How does the body utilize stored iron in response to viral infections like dengue?

Iron Utilization During Viral Infections

During viral infections, the body activates "nutritional immunity" by sequestering iron away from pathogens to limit their growth and replication, as iron is essential for viral replication and pathogen virulence.

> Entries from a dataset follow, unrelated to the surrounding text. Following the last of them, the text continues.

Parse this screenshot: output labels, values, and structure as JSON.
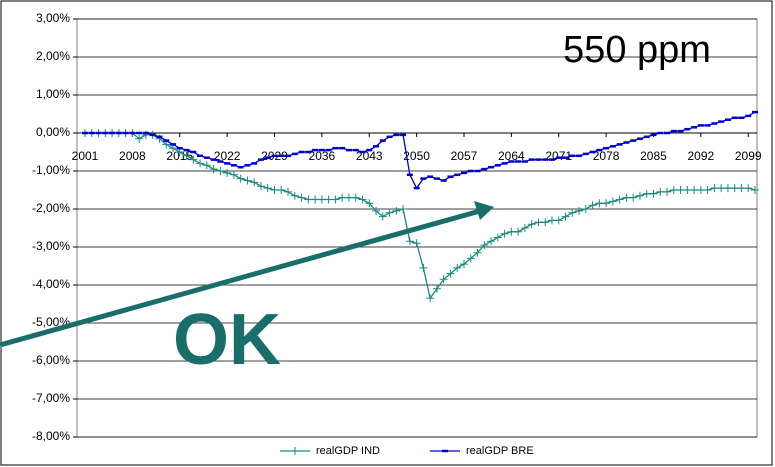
{
  "chart_data": {
    "type": "line",
    "annotations": [
      "550 ppm",
      "OK"
    ],
    "x": [
      2001,
      2002,
      2003,
      2004,
      2005,
      2006,
      2007,
      2008,
      2009,
      2010,
      2011,
      2012,
      2013,
      2014,
      2015,
      2016,
      2017,
      2018,
      2019,
      2020,
      2021,
      2022,
      2023,
      2024,
      2025,
      2026,
      2027,
      2028,
      2029,
      2030,
      2031,
      2032,
      2033,
      2034,
      2035,
      2036,
      2037,
      2038,
      2039,
      2040,
      2041,
      2042,
      2043,
      2044,
      2045,
      2046,
      2047,
      2048,
      2049,
      2050,
      2051,
      2052,
      2053,
      2054,
      2055,
      2056,
      2057,
      2058,
      2059,
      2060,
      2061,
      2062,
      2063,
      2064,
      2065,
      2066,
      2067,
      2068,
      2069,
      2070,
      2071,
      2072,
      2073,
      2074,
      2075,
      2076,
      2077,
      2078,
      2079,
      2080,
      2081,
      2082,
      2083,
      2084,
      2085,
      2086,
      2087,
      2088,
      2089,
      2090,
      2091,
      2092,
      2093,
      2094,
      2095,
      2096,
      2097,
      2098,
      2099,
      2100
    ],
    "series": [
      {
        "name": "realGDP IND",
        "color": "#1a8a80",
        "values": [
          0,
          0,
          0,
          0,
          0,
          0,
          0,
          0,
          -0.15,
          -0.05,
          -0.05,
          -0.15,
          -0.3,
          -0.4,
          -0.5,
          -0.6,
          -0.7,
          -0.8,
          -0.85,
          -0.95,
          -1.0,
          -1.05,
          -1.1,
          -1.2,
          -1.25,
          -1.3,
          -1.4,
          -1.45,
          -1.5,
          -1.5,
          -1.55,
          -1.65,
          -1.7,
          -1.75,
          -1.75,
          -1.75,
          -1.75,
          -1.75,
          -1.7,
          -1.7,
          -1.7,
          -1.75,
          -1.85,
          -2.05,
          -2.2,
          -2.1,
          -2.05,
          -2.0,
          -2.85,
          -2.9,
          -3.55,
          -4.35,
          -4.1,
          -3.85,
          -3.7,
          -3.55,
          -3.45,
          -3.3,
          -3.15,
          -2.95,
          -2.85,
          -2.75,
          -2.65,
          -2.6,
          -2.6,
          -2.5,
          -2.4,
          -2.35,
          -2.35,
          -2.3,
          -2.3,
          -2.2,
          -2.1,
          -2.05,
          -2.0,
          -1.9,
          -1.85,
          -1.85,
          -1.8,
          -1.75,
          -1.7,
          -1.7,
          -1.65,
          -1.6,
          -1.6,
          -1.55,
          -1.55,
          -1.5,
          -1.5,
          -1.5,
          -1.5,
          -1.5,
          -1.5,
          -1.45,
          -1.45,
          -1.45,
          -1.45,
          -1.45,
          -1.45,
          -1.5
        ]
      },
      {
        "name": "realGDP BRE",
        "color": "#0000cc",
        "values": [
          0,
          0,
          0,
          0,
          0,
          0,
          0,
          0,
          0,
          0,
          -0.05,
          -0.1,
          -0.2,
          -0.3,
          -0.4,
          -0.45,
          -0.5,
          -0.6,
          -0.65,
          -0.7,
          -0.75,
          -0.8,
          -0.85,
          -0.9,
          -0.85,
          -0.8,
          -0.7,
          -0.65,
          -0.6,
          -0.6,
          -0.6,
          -0.55,
          -0.5,
          -0.5,
          -0.45,
          -0.45,
          -0.45,
          -0.4,
          -0.4,
          -0.45,
          -0.45,
          -0.5,
          -0.45,
          -0.35,
          -0.2,
          -0.1,
          -0.05,
          -0.05,
          -1.1,
          -1.45,
          -1.2,
          -1.15,
          -1.2,
          -1.25,
          -1.15,
          -1.1,
          -1.05,
          -1.0,
          -1.0,
          -0.95,
          -0.9,
          -0.85,
          -0.8,
          -0.75,
          -0.75,
          -0.75,
          -0.7,
          -0.7,
          -0.7,
          -0.7,
          -0.65,
          -0.65,
          -0.6,
          -0.6,
          -0.55,
          -0.5,
          -0.45,
          -0.4,
          -0.35,
          -0.3,
          -0.25,
          -0.2,
          -0.15,
          -0.1,
          -0.05,
          0,
          0,
          0.05,
          0.05,
          0.1,
          0.15,
          0.2,
          0.2,
          0.25,
          0.3,
          0.35,
          0.4,
          0.4,
          0.45,
          0.55
        ]
      }
    ],
    "xlim": [
      2001,
      2100
    ],
    "xticks": [
      2001,
      2008,
      2015,
      2022,
      2029,
      2036,
      2043,
      2050,
      2057,
      2064,
      2071,
      2078,
      2085,
      2092,
      2099
    ],
    "ylim": [
      -8,
      3
    ],
    "yticks": [
      {
        "value": 3,
        "label": "3,00%"
      },
      {
        "value": 2,
        "label": "2,00%"
      },
      {
        "value": 1,
        "label": "1,00%"
      },
      {
        "value": 0,
        "label": "0,00%"
      },
      {
        "value": -1,
        "label": "-1,00%"
      },
      {
        "value": -2,
        "label": "-2,00%"
      },
      {
        "value": -3,
        "label": "-3,00%"
      },
      {
        "value": -4,
        "label": "-4,00%"
      },
      {
        "value": -5,
        "label": "-5,00%"
      },
      {
        "value": -6,
        "label": "-6,00%"
      },
      {
        "value": -7,
        "label": "-7,00%"
      },
      {
        "value": -8,
        "label": "-8,00%"
      }
    ],
    "grid": true,
    "legend": "bottom"
  }
}
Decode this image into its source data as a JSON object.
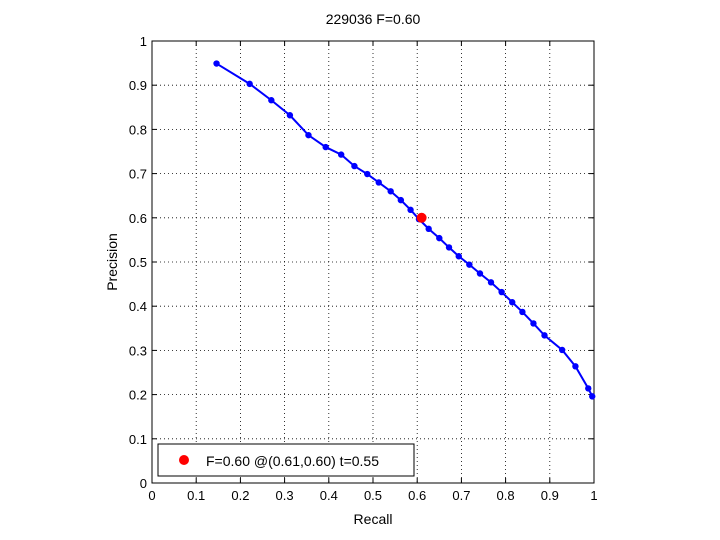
{
  "chart_data": {
    "type": "line",
    "title": "229036 F=0.60",
    "xlabel": "Recall",
    "ylabel": "Precision",
    "xlim": [
      0,
      1
    ],
    "ylim": [
      0,
      1
    ],
    "grid": true,
    "xticks": [
      "0",
      "0.1",
      "0.2",
      "0.3",
      "0.4",
      "0.5",
      "0.6",
      "0.7",
      "0.8",
      "0.9",
      "1"
    ],
    "yticks": [
      "0",
      "0.1",
      "0.2",
      "0.3",
      "0.4",
      "0.5",
      "0.6",
      "0.7",
      "0.8",
      "0.9",
      "1"
    ],
    "series": [
      {
        "color": "#0000ff",
        "x": [
          0.146,
          0.221,
          0.27,
          0.312,
          0.354,
          0.393,
          0.428,
          0.458,
          0.487,
          0.513,
          0.54,
          0.563,
          0.585,
          0.604,
          0.626,
          0.65,
          0.672,
          0.694,
          0.718,
          0.742,
          0.767,
          0.791,
          0.815,
          0.838,
          0.863,
          0.888,
          0.928,
          0.958,
          0.987,
          0.996
        ],
        "y": [
          0.949,
          0.903,
          0.866,
          0.832,
          0.787,
          0.76,
          0.743,
          0.717,
          0.699,
          0.68,
          0.66,
          0.64,
          0.618,
          0.597,
          0.575,
          0.554,
          0.533,
          0.513,
          0.494,
          0.474,
          0.454,
          0.432,
          0.409,
          0.387,
          0.361,
          0.334,
          0.301,
          0.264,
          0.214,
          0.196
        ]
      }
    ],
    "highlight": {
      "x": 0.61,
      "y": 0.6,
      "color": "#ff0000"
    },
    "legend": {
      "label": "F=0.60 @(0.61,0.60) t=0.55",
      "position": "bottom-left"
    }
  }
}
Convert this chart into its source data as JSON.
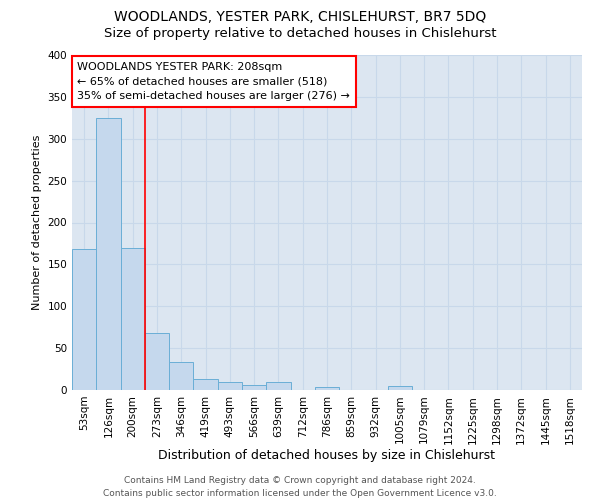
{
  "title": "WOODLANDS, YESTER PARK, CHISLEHURST, BR7 5DQ",
  "subtitle": "Size of property relative to detached houses in Chislehurst",
  "xlabel": "Distribution of detached houses by size in Chislehurst",
  "ylabel": "Number of detached properties",
  "categories": [
    "53sqm",
    "126sqm",
    "200sqm",
    "273sqm",
    "346sqm",
    "419sqm",
    "493sqm",
    "566sqm",
    "639sqm",
    "712sqm",
    "786sqm",
    "859sqm",
    "932sqm",
    "1005sqm",
    "1079sqm",
    "1152sqm",
    "1225sqm",
    "1298sqm",
    "1372sqm",
    "1445sqm",
    "1518sqm"
  ],
  "values": [
    168,
    325,
    170,
    68,
    33,
    13,
    10,
    6,
    9,
    0,
    4,
    0,
    0,
    5,
    0,
    0,
    0,
    0,
    0,
    0,
    0
  ],
  "bar_color": "#c5d8ed",
  "bar_edge_color": "#6aaed6",
  "grid_color": "#c8d8ea",
  "background_color": "#dce6f1",
  "annotation_box_text": "WOODLANDS YESTER PARK: 208sqm\n← 65% of detached houses are smaller (518)\n35% of semi-detached houses are larger (276) →",
  "vline_x": 2.5,
  "ylim": [
    0,
    400
  ],
  "yticks": [
    0,
    50,
    100,
    150,
    200,
    250,
    300,
    350,
    400
  ],
  "footnote": "Contains HM Land Registry data © Crown copyright and database right 2024.\nContains public sector information licensed under the Open Government Licence v3.0.",
  "title_fontsize": 10,
  "subtitle_fontsize": 9.5,
  "xlabel_fontsize": 9,
  "ylabel_fontsize": 8,
  "tick_fontsize": 7.5,
  "annotation_fontsize": 8,
  "footnote_fontsize": 6.5
}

Iron Homeostasis and Infection Response

Iron plays a critical role in both host defense and pathogen survival during infections:

Host Defense Mechanisms

• Hepcidin-Ferroportin Axis: During infections, the body increases hepcidin production, which blocks ferroportin (the iron exporter), leading to iron sequestration within macrophages and reduced circulating iron 1
• Transferrin Saturation: Normal transferrin is less than 50% saturated with iron, preventing free iron availability for microbial growth 1
• Acute Phase Response: Infection triggers ferritin production (an acute phase reactant) to sequester iron away from pathogens 1

Impact on Viral Infections

• Dengue Virus:

  • Lower serum iron levels are associated with increased dengue virus acquisition by mosquitoes 2
  • Iron supplementation in a mouse-mosquito model reduced dengue virus prevalence and viral load 2
  • Conversely, iron deficiency in hosts facilitated higher dengue virus acquisition by mosquitoes 2

• West Nile Virus:

  • Reducing intracellular iron levels in mosquito cells (using iron chelators) reduced viral titers 3
  • Mosquitoes respond to viral infection by inducing ferritin expression to sequester iron 3

Clinical Implications

Risks of Iron Administration During Infection

• Increased Infection Risk: IV iron administration is associated with a 16% increased risk of infection compared to oral iron or no iron (RR, 1.16; 95% CI, 1.03-1.29) 1, 4
• Pathogen Growth: Iron is required for growth by almost all human pathogens, providing a biological basis for increased infection risk with iron administration 4
• Specific Risk in IBD: Patients with inflammatory bowel disease show a particularly strong increased risk of infection with IV iron (RR, 1.73; 95% CI, 1.11-2.71) 4

Clinical Recommendations

• Delay Iron Supplementation: Complete antibiotic treatment and resolve the infection before administering iron supplementation 4
• Avoid IV Iron During Active Infection: Multiple guidelines (NCCN, American College of Hematology, KDIGO) recommend avoiding IV iron during active infections 4
• Consider Oral Iron: If iron supplementation is necessary during infection, oral iron may be preferable to IV iron 4

Iron's Role in Immune Function

Iron has dual roles in immunity:

• Innate Immunity:

  • Essential for antimicrobial oxidative burst inside neutrophils 1
  • Required for binding activity of proinflammatory transcription factors 1
  • Necessary for polarization and differentiation of macrophages during infection 1

• Adaptive Immunity:

  • Iron deficiency is associated with reduced proportion of mature T cells 1
  • Impaired T cell activation and proliferation occurs with iron deficiency 1
  • Lymphocytes express transferrin receptor 1 (TfR1) to import iron for proliferation 1

Balancing Iron Needs

The body must balance iron availability between:

1. Erythropoietic needs (preventing anemia)
2. Iron-withholding strategies to limit pathogen growth
3. Immune cell function requirements

During severe infection, iron withholding typically takes precedence until the infection is resolved, even if this temporarily worsens anemia 1, 4.

Conclusion

The body's iron regulation during viral infections represents a critical host defense mechanism. By sequestering iron through increased hepcidin and ferritin production, the host limits iron availability to pathogens while maintaining essential immune functions. Clinical practice should respect this natural defense by avoiding iron supplementation during active infections.